At Secrets of Embroidery they have a treasure hunt. If you have an embroidery module for your machine (even if you do not use it) you need to go over there and see the wonderful things the designers have come up with. For $1 one can buy beautiful design sets.
Let me introduce you to the World of Machine embroidery. Sewing machines with embroidery modules or dedicated embroidery machines can sew out wonderful designs. There is a few limitations: The digitized file (a computer file where instructions is "wrote") must be in the language the machine understand to carry out the specific orders. One need to buy the design files in the correct format/language or have a program that convert it. Bernina use ART files. The other limitation is the size of the hoop the specific machine can handle. If you only have a small hoop you have to re-hoop a different area and have different files for each area.
Digitizers buy the Artwork from places that specialize in providing suitable designs. Otherwise they draw designs themselves or source it from other places. Any designs that they use have the restrictions that the copyright holder require. If you buy the design from a digitizer they keep the copyright of the digitized file and you have certain rights depending on the digitizer. Some say it is only for your personal use, some give you the right to embroider their designs on things you want to sell- often with some restrictions.

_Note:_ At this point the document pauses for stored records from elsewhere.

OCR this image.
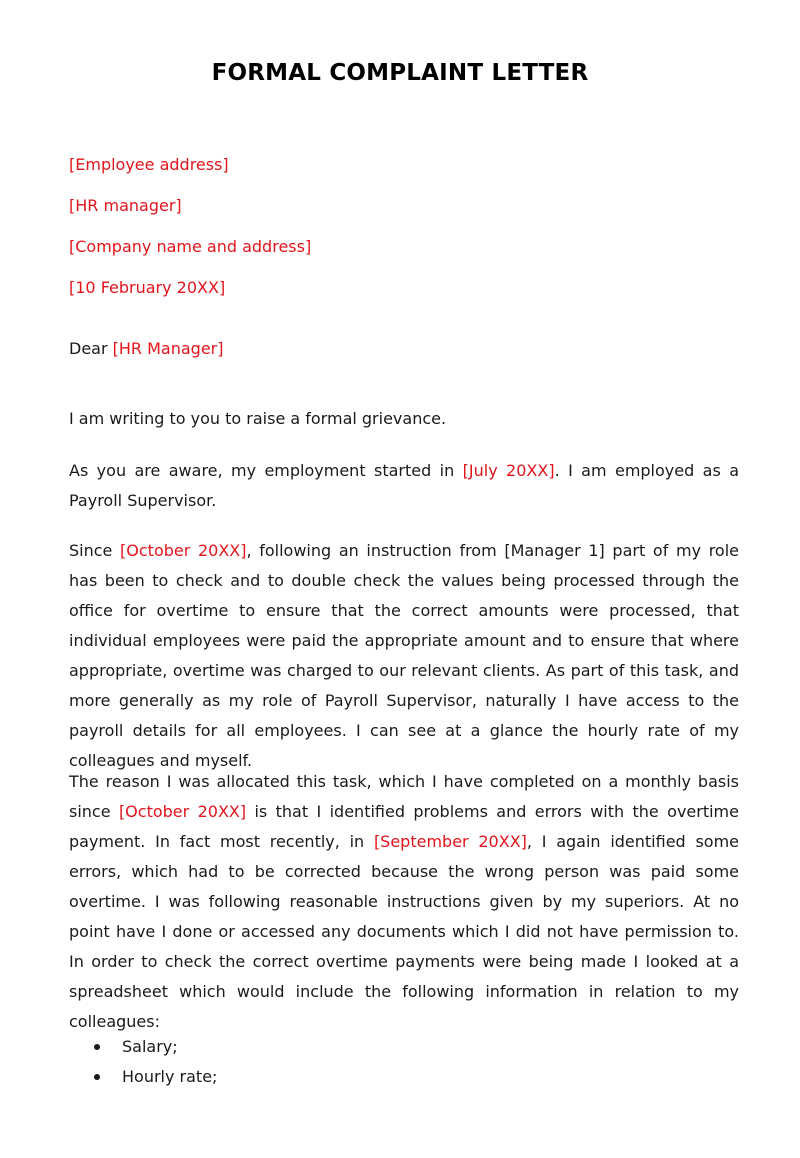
FORMAL COMPLAINT LETTER
[Employee address]
[HR manager]
[Company name and address]
[10 February 20XX]
Dear [HR Manager]
I am writing to you to raise a formal grievance.
As you are aware, my employment started in [July 20XX]. I am employed as a Payroll Supervisor.
Since [October 20XX], following an instruction from [Manager 1] part of my role has been to check and to double check the values being processed through the office for overtime to ensure that the correct amounts were processed, that individual employees were paid the appropriate amount and to ensure that where appropriate, overtime was charged to our relevant clients. As part of this task, and more generally as my role of Payroll Supervisor, naturally I have access to the payroll details for all employees. I can see at a glance the hourly rate of my colleagues and myself.
The reason I was allocated this task, which I have completed on a monthly basis since [October 20XX] is that I identified problems and errors with the overtime payment. In fact most recently, in [September 20XX], I again identified some errors, which had to be corrected because the wrong person was paid some overtime. I was following reasonable instructions given by my superiors. At no point have I done or accessed any documents which I did not have permission to. In order to check the correct overtime payments were being made I looked at a spreadsheet which would include the following information in relation to my colleagues:
Salary;
Hourly rate;
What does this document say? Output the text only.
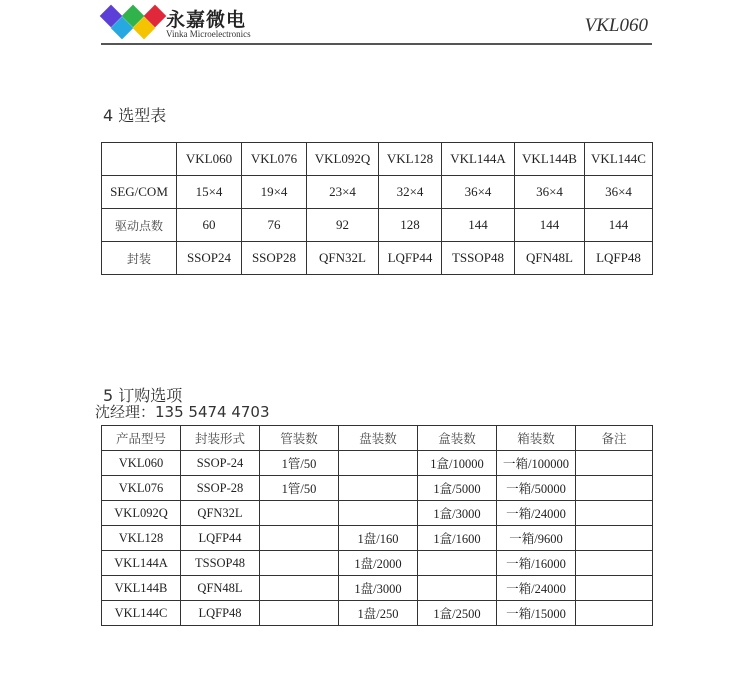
永嘉微电
Vinka Microelectronics	VKL060
4 选型表
	VKL060	VKL076	VKL092Q	VKL128	VKL144A	VKL144B	VKL144C
SEG/COM	15×4	19×4	23×4	32×4	36×4	36×4	36×4
驱动点数	60	76	92	128	144	144	144
封装	SSOP24	SSOP28	QFN32L	LQFP44	TSSOP48	QFN48L	LQFP48
5 订购选项
沈经理：135 5474 4703
产品型号	封装形式	管装数	盘装数	盒装数	箱装数	备注
VKL060	SSOP-24	1管/50		1盒/10000	一箱/100000	
VKL076	SSOP-28	1管/50		1盒/5000	一箱/50000	
VKL092Q	QFN32L			1盒/3000	一箱/24000	
VKL128	LQFP44		1盘/160	1盒/1600	一箱/9600	
VKL144A	TSSOP48		1盘/2000		一箱/16000	
VKL144B	QFN48L		1盘/3000		一箱/24000	
VKL144C	LQFP48		1盘/250	1盒/2500	一箱/15000	
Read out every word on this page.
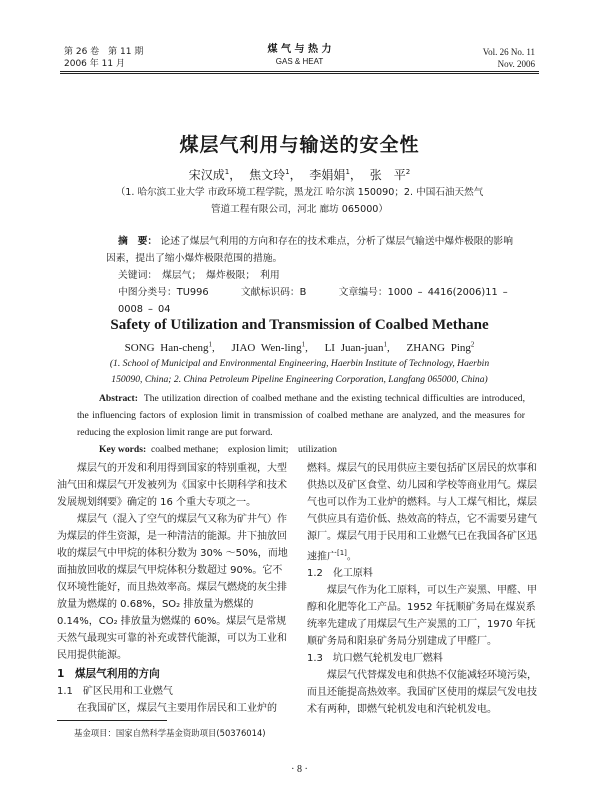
第 26 卷　第 11 期
2006 年 11 月
煤 气 与 热 力
GAS & HEAT
Vol. 26 No. 11
Nov. 2006
煤层气利用与输送的安全性
宋汉成$^1$， 焦文玲$^1$， 李娟娟$^1$， 张　平$^2$
（1. 哈尔滨工业大学 市政环境工程学院，黑龙江 哈尔滨 150090；2. 中国石油天然气
管道工程有限公司，河北 廊坊 065000）
摘　要： 论述了煤层气利用的方向和存在的技术难点，分析了煤层气输送中爆炸极限的影响
因素，提出了缩小爆炸极限范围的措施。
关键词：　 煤层气；　爆炸极限；　利用
中图分类号：TU996	文献标识码：B	文章编号：1000 – 4416(2006)11 – 0008 – 04
Safety of Utilization and Transmission of Coalbed Methane
SONG Han-cheng$^1$,　 JIAO Wen-ling$^1$,　 LI Juan-juan$^1$,　 ZHANG Ping$^2$
(1. School of Municipal and Environmental Engineering, Haerbin Institute of Technology, Haerbin
150090, China; 2. China Petroleum Pipeline Engineering Corporation, Langfang 065000, China)
Abstract: The utilization direction of coalbed methane and the existing technical difficulties are introduced, the influencing factors of explosion limit in transmission of coalbed methane are analyzed, and the measures for reducing the explosion limit range are put forward.
Key words: coalbed methane;　explosion limit;　utilization

煤层气的开发和利用得到国家的特别重视，大型油气田和煤层气开发被列为《国家中长期科学和技术发展规划纲要》确定的 16 个重大专项之一。

煤层气（混入了空气的煤层气又称为矿井气）作为煤层的伴生资源，是一种清洁的能源。井下抽放回收的煤层气中甲烷的体积分数为 30% ～50%，而地面抽放回收的煤层气甲烷体积分数超过 90%。它不仅环境性能好，而且热效率高。煤层气燃烧的灰尘排放量为燃煤的 0.68%，SO₂ 排放量为燃煤的 0.14%，CO₂ 排放量为燃煤的 60%。煤层气是常规天然气最现实可靠的补充或替代能源，可以为工业和民用提供能源。

1　煤层气利用的方向

1.1　矿区民用和工业燃气

在我国矿区，煤层气主要用作居民和工业炉的

燃料。煤层气的民用供应主要包括矿区居民的炊事和供热以及矿区食堂、幼儿园和学校等商业用气。煤层气也可以作为工业炉的燃料。与人工煤气相比，煤层气供应具有造价低、热效高的特点，它不需要另建气源厂。煤层气用于民用和工业燃气已在我国各矿区迅速推广[1]。

1.2　化工原料

煤层气作为化工原料，可以生产炭黑、甲醛、甲醇和化肥等化工产品。1952 年抚顺矿务局在煤炭系统率先建成了用煤层气生产炭黑的工厂，1970 年抚顺矿务局和阳泉矿务局分别建成了甲醛厂。

1.3　坑口燃气轮机发电厂燃料

煤层气代替煤发电和供热不仅能减轻环境污染，而且还能提高热效率。我国矿区使用的煤层气发电技术有两种，即燃气轮机发电和汽轮机发电。

基金项目：国家自然科学基金资助项目(50376014)
· 8 ·
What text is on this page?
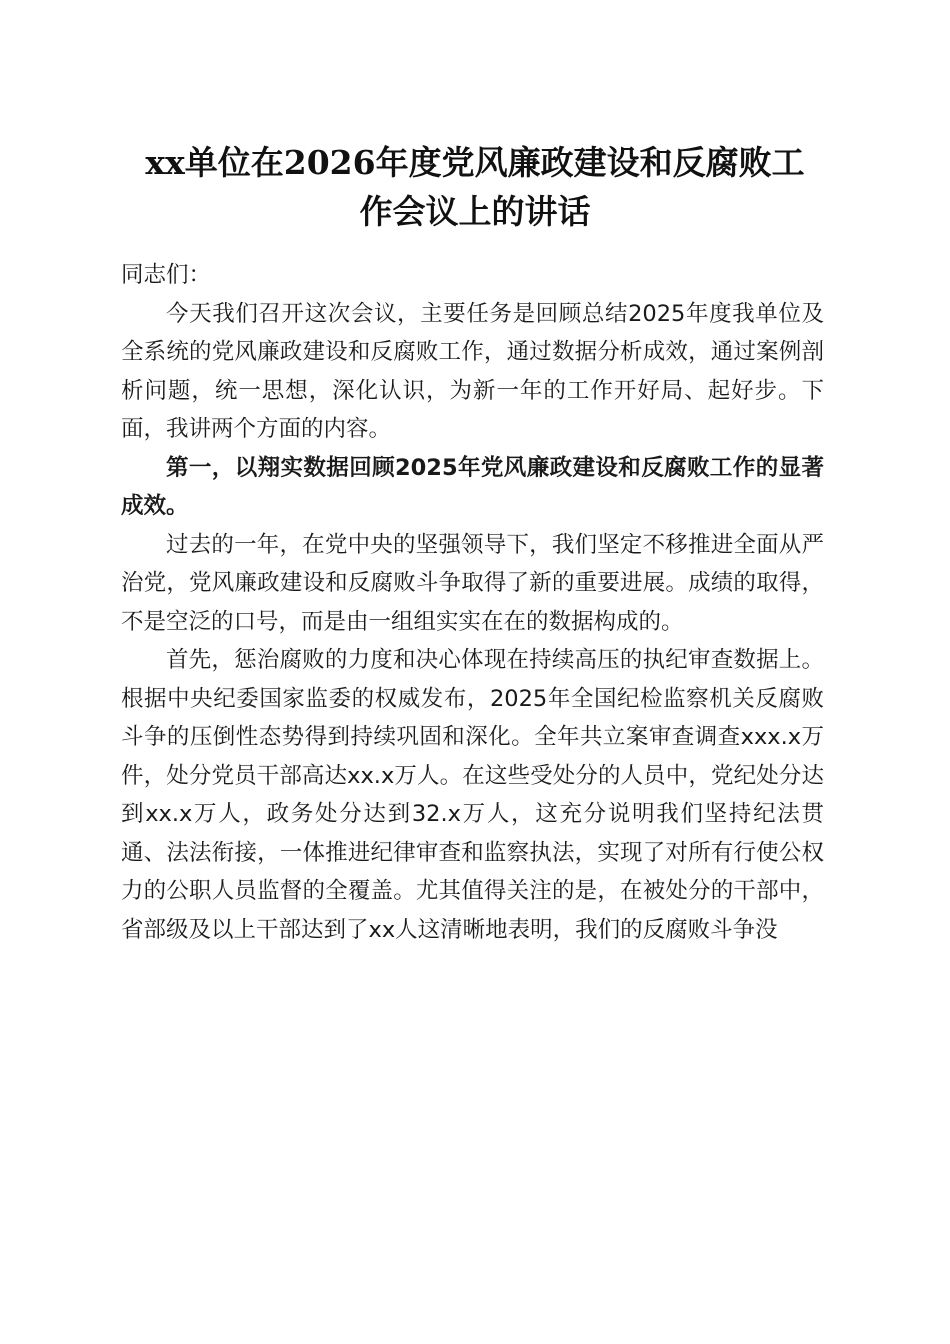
xx单位在2026年度党风廉政建设和反腐败工
作会议上的讲话

同志们：

今天我们召开这次会议，主要任务是回顾总结2025年度我单位及全系统的党风廉政建设和反腐败工作，通过数据分析成效，通过案例剖析问题，统一思想，深化认识，为新一年的工作开好局、起好步。下面，我讲两个方面的内容。

第一，以翔实数据回顾2025年党风廉政建设和反腐败工作的显著成效。

过去的一年，在党中央的坚强领导下，我们坚定不移推进全面从严治党，党风廉政建设和反腐败斗争取得了新的重要进展。成绩的取得，不是空泛的口号，而是由一组组实实在在的数据构成的。

首先，惩治腐败的力度和决心体现在持续高压的执纪审查数据上。根据中央纪委国家监委的权威发布，2025年全国纪检监察机关反腐败斗争的压倒性态势得到持续巩固和深化。全年共立案审查调查xxx.x万件，处分党员干部高达xx.x万人。在这些受处分的人员中，党纪处分达到xx.x万人，政务处分达到32.x万人，这充分说明我们坚持纪法贯通、法法衔接，一体推进纪律审查和监察执法，实现了对所有行使公权力的公职人员监督的全覆盖。尤其值得关注的是，在被处分的干部中，省部级及以上干部达到了xx人这清晰地表明，我们的反腐败斗争没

Just like the longarm machine provide many stay-at-home mothers an income, to digitize designs can provide an income. I am not always so sure about it being a good income- it take long to digitise a design well and unfortunately many people do not respect the right of the copyright holders and think it is all right to share the embroidered files with others. Unfortunately this has led to some digitizers giving this up as a source of income and a big loss in the embroidery world to be without their talents.
I love to buy sets of designs where one can use the different designs of the set in a quilt and you know that they will go well together. I use the embroidery like I would use large scale prints. There is some problems with using embroidery in a quilt. Embroidery show the best against a white background. A brightly coloured design will also look good an a black background. Any other colour background must be carefully considered as well as the combination of thread and thread colours.
If the embroidery take centre stage I do not want to put it on a white background- specially if the design is dainty. All the white look like a Bull's eye. I also want the design to be in a specific place in the pieced design and spill over in specific areas to provide a integrated appaerance. To achieve this I have to digitize the piecing- then I can insert a embroidery file and place it on the "pieced" block where I want it.
It is always a good idea to test the design out to make sure your decisions are correct. When test sewing a design one also need to consider which stabilizer to use. Designs with a high stitch density will need more support and a thicker tear away stabilizer. Delicate fabrics need on going support and an iron on stabilizer or cut away stabilizer might be the types one consider. I do not like to have "paper" in my quilts. Sharon Schamber and Ricky Tims sell on their website a stabilizer they use in applique that become soft when washed. I cannot get it in South Africa and it is costly to import. I like to use a cotton batting to support my stitches specially when I will complete it in a Quilt-as-you-go fashion like my quilt Russian inspiration.